En el Valle Profundo vivía un granjero que tenía tres hijas y Svein fue hasta allí con la intención de tomar a una por esposa. Las encontró a todas muy bellas: tenían largas cabelleras que olían bien y buenas piernas. Le resultaba difícil escoger a una.

—Voy a ir al palacio del rey de los trows —dijo Svein—. ¿Qué regalo queréis que os traiga?

—Oro y plata —contestó la hija mayor—, joyas que pueda llevar en el cuello.

—Una cacerola y un cazo —dijo la segunda—, porque los que tenía están rotos.

La menor sonrió.

—Yo solo quiero una florecilla del campo para poder contemplarla mientras pienso en ti.

Svein se dirigió al palacio.

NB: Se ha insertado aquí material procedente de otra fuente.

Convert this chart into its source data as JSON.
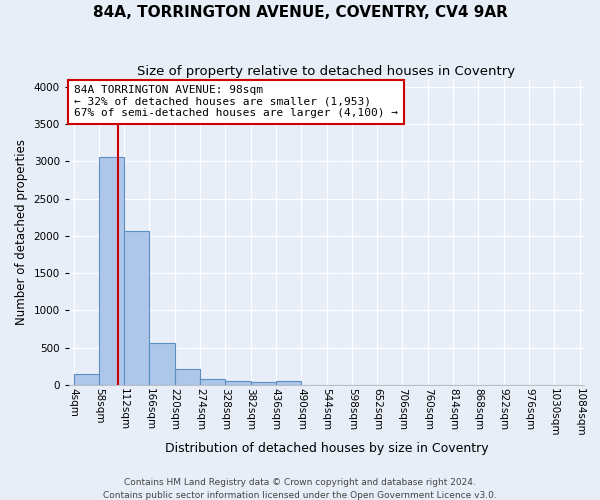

Se trataba de su segunda visita. Esta vez se internó más que la anterior, pasó ante la chimenea encendida y ante los huesos colgados hasta llegar a los aposentos privados de los trows. Todos estaban dormidos en grietas y hendiduras, así que pudo matar a un buen número de ellos sin problemas. Vio una escalera que bajaba hacia la tierra, pero se hacía tarde y decidió buscar los regalos prometidos. Encontró oro y plata, un cazo y una cacerola, y se marchó. En los páramos cogió una flor. Luego volvió a la granja del Valle Profundo y entregó a las chicas los presentes que le habían pedido.

—¿Ya te has decidido? —le preguntaron.

—Sí —dijo Svein—. Tú, la primogénita, eres sin duda una zorra presumida, mientras que tú, la más pequeña, me resultas singularmente boba. Te elijo a ti, hija mediana, por el sentido común que denotaba tu petición.

Partió hacia su casa acompañado por la hermana mediana, que se convirtió en una esposa excelente.

Esa fue la segunda visita de Svein al palacio de los trows.